Actually, I don’t think the AutoPromise is entirely backwards compatible: if you write code in the “new” style, relying on auto-syncing, it wouldn’t run correctly on older SC versions. You’d have to add a big disclaimer to each method documentation where you need to

1. explain that this returns an AutoPromise
2. tell that this only works on SC version 3.x<

How would you go about updating the tutorials? If you change them to rely on auto-syncing, these would only be valid for SC version 3.x< (And again, you will have the problem of different tutorial versions using the same methods but in different ways.)

Changing the behavior of an existing method will always be a breaking change, no matter how transparent you’re trying it to make.

I think you are talking about the forwards compatibly of older versions, not the backwards compatibility of autopromise — requiring all changes to preserve the forwards compatibility of old versions seems unrealistic and a users expectation that code written on 3.10 should work on 3.2 is also unrealistic, the other way around though is reasonable.

What is important is that old (but correct) code still runs, which it should.

Now I’ve got doesNotUnderstandWithKeys I will put together a proof of concept that people can try when I get a chance. @jamshark70 if I make a fork with this change, might you be interested in seeing if your older code still works with it (not asking for detailed bug reports), as I don’t have a large collection of projects to test it on?

I’ll also put forward a proper write up of all the pros and cons and make a formal PR after that.

requiring all changes to preserve the forwards compatibility of old versions seems unrealistic and a users expectation that code written on 3.10 should work on 3.2 is also unrealistic, the other way around though is reasonable.

You’re right in general that we can’t expect newer features to be available in old versions.

Adding new methods does not pose a problem because old versions will fail with an obvious error.
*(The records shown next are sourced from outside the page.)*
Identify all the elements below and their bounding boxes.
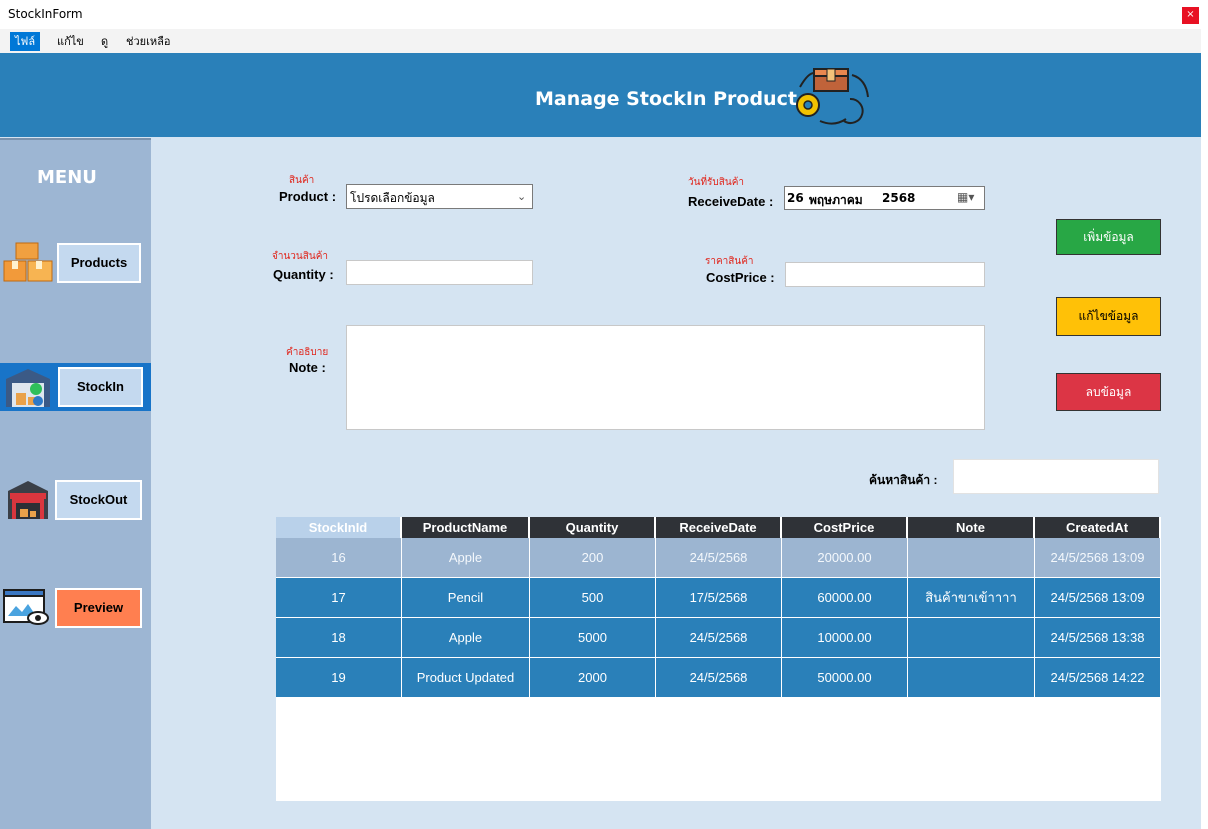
table-cell[interactable]: 24/5/2568 [656,538,782,578]
menu-file[interactable]: ไฟล์ [10,32,41,51]
table-cell[interactable]: 500 [530,578,656,618]
table-cell[interactable] [908,658,1035,698]
cost-price-input[interactable] [785,262,985,287]
table-cell[interactable]: 60000.00 [782,578,908,618]
receive-date-picker[interactable]: 26 พฤษภาคม 2568 ▦▾ [784,186,985,210]
table-cell[interactable]: 24/5/2568 13:38 [1035,618,1161,658]
page-title: Manage StockIn Product [535,88,797,110]
table-cell[interactable]: 50000.00 [782,658,908,698]
title-bar [0,0,1208,29]
table-cell[interactable]: 19 [276,658,402,698]
quantity-label: Quantity : [273,267,334,282]
boxes-icon [2,241,54,289]
sidebar-item-preview[interactable]: Preview [55,588,142,628]
edit-button[interactable]: แก้ไขข้อมูล [1056,297,1161,336]
close-button[interactable]: × [1182,7,1199,24]
product-select[interactable]: โปรดเลือกข้อมูล ⌄ [346,184,533,209]
product-select-value: โปรดเลือกข้อมูล [350,191,435,205]
menu-edit[interactable]: แก้ไข [52,32,89,51]
table-row[interactable]: 19 Product Updated 2000 24/5/2568 50000.00 24… [276,658,1161,698]
table-cell[interactable] [908,618,1035,658]
warehouse-in-icon [4,367,52,413]
table-cell[interactable]: 200 [530,538,656,578]
search-label: ค้นหาสินค้า : [869,473,938,487]
note-thai-label: คำอธิบาย [286,347,329,358]
table-cell[interactable]: 20000.00 [782,538,908,578]
chevron-down-icon: ⌄ [517,190,527,203]
sidebar-item-stockin[interactable]: StockIn [58,367,143,407]
quantity-thai-label: จำนวนสินค้า [272,251,329,262]
sidebar-item-products[interactable]: Products [57,243,141,283]
box-gears-cycle-icon [790,65,874,129]
column-header[interactable]: StockInId [276,517,402,538]
table-row[interactable]: 17 Pencil 500 17/5/2568 60000.00 สินค้าขาเข้า… [276,578,1161,618]
table-cell[interactable]: 2000 [530,658,656,698]
menu-view[interactable]: ดู [96,32,113,51]
table-row[interactable]: 16 Apple 200 24/5/2568 20000.00 24/5/2568 13:… [276,538,1161,578]
table-cell[interactable]: 10000.00 [782,618,908,658]
column-header[interactable]: CostPrice [782,517,908,538]
product-thai-label: สินค้า [289,175,315,186]
table-cell[interactable]: สินค้าขาเข้าาาา [908,578,1035,618]
warehouse-out-icon [6,479,50,525]
table-cell[interactable]: 24/5/2568 [656,658,782,698]
cost-price-label: CostPrice : [706,270,775,285]
column-header[interactable]: Note [908,517,1035,538]
note-label: Note : [289,360,326,375]
column-header[interactable]: ProductName [402,517,530,538]
delete-button[interactable]: ลบข้อมูล [1056,373,1161,411]
table-cell[interactable]: 24/5/2568 13:09 [1035,578,1161,618]
window-title: StockInForm [8,7,83,21]
column-header[interactable]: Quantity [530,517,656,538]
table-cell[interactable]: 17 [276,578,402,618]
table-cell[interactable] [908,538,1035,578]
table-cell[interactable]: 18 [276,618,402,658]
product-label: Product : [279,189,337,204]
column-header[interactable]: CreatedAt [1035,517,1161,538]
stockin-table[interactable]: StockInId ProductName Quantity ReceiveDate C… [276,517,1161,801]
page-header: Manage StockIn Product [0,53,1201,137]
quantity-input[interactable] [346,260,533,285]
table-cell[interactable]: 5000 [530,618,656,658]
note-textarea[interactable] [346,325,985,430]
receive-date-thai-label: วันที่รับสินค้า [688,177,745,188]
cost-price-thai-label: ราคาสินค้า [705,256,754,267]
calendar-dropdown-icon[interactable]: ▦▾ [957,190,974,204]
sidebar-title: MENU [37,167,97,188]
add-button[interactable]: เพิ่มข้อมูล [1056,219,1161,255]
table-cell[interactable]: Pencil [402,578,530,618]
sidebar-item-stockout[interactable]: StockOut [55,480,142,520]
menu-bar: ไฟล์ แก้ไข ดู ช่วยเหลือ [0,29,1201,53]
receive-date-label: ReceiveDate : [688,194,774,209]
table-cell[interactable]: 17/5/2568 [656,578,782,618]
date-month: พฤษภาคม [809,193,863,207]
table-cell[interactable]: 24/5/2568 14:22 [1035,658,1161,698]
table-cell[interactable]: 24/5/2568 13:09 [1035,538,1161,578]
table-cell[interactable]: 24/5/2568 [656,618,782,658]
menu-help[interactable]: ช่วยเหลือ [121,32,175,51]
table-cell[interactable]: Apple [402,618,530,658]
date-day: 26 [787,191,804,205]
preview-eye-icon [2,588,50,632]
table-cell[interactable]: Apple [402,538,530,578]
column-header[interactable]: ReceiveDate [656,517,782,538]
table-cell[interactable]: Product Updated [402,658,530,698]
date-year: 2568 [882,191,916,205]
search-input[interactable] [953,459,1159,494]
table-row[interactable]: 18 Apple 5000 24/5/2568 10000.00 24/5/2568 13… [276,618,1161,658]
table-cell[interactable]: 16 [276,538,402,578]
Adding new arguments to a method is already a slippery slope. Ideally, methods already have a forward compatibility layer in place. For example, VSTPlugin.search takes an Event with additional options and I post a warning if that Event contains an option that the current VSTPlugin version does not understand. Another example: some Pd objects or methods take flags and you get an error message if a flag is not recognized.

Changing the behavior of an existing method – even if backwards compatible – is problematic if it can lead to silent failures on older systems. That’s the issue I’m having with your proposal.

For example, a user might see the following in a new tutorial:

b = Buffer.read("foo");
b.numFrames.postln;

Then they might try this in a previous SC version and it would fail silently. How would they even know what’s going on? If they tried to call Buffer.readAsync, they would at least get a clear error and also quickly realize that the method simply does not exist in their version.

All I want to say is that even with a seemingly backwards compatible solution like AutoPromise you’d need a clear migration path.

Again, I would suggest everyone to deeply look at what other programming languages are doing.

Most programming languages handle this very poorly. Elixir (and Erlang) probably handle this well, but then async is kind of the building block of that environment (hey kids - SC4 exists, it just runs on the BEAM and has a different name).

If you don’t care about performance (and for SuperCollider there’s no particular reason that you should), then I’d use yield and thread. Run your ‘async’ code in threads, and use yield to allow the user to get the result from that code at a later date. Then you can add all your other semantics on top of that.

So you could have a method in the base call that is something like ‘async’. Pass async any method and it wraps it in a thread, yields a ‘promise’ (some way to check if the value has completed later, and if so get it, otherwise do some kind of wait). Then you can add your other semantics on top of that.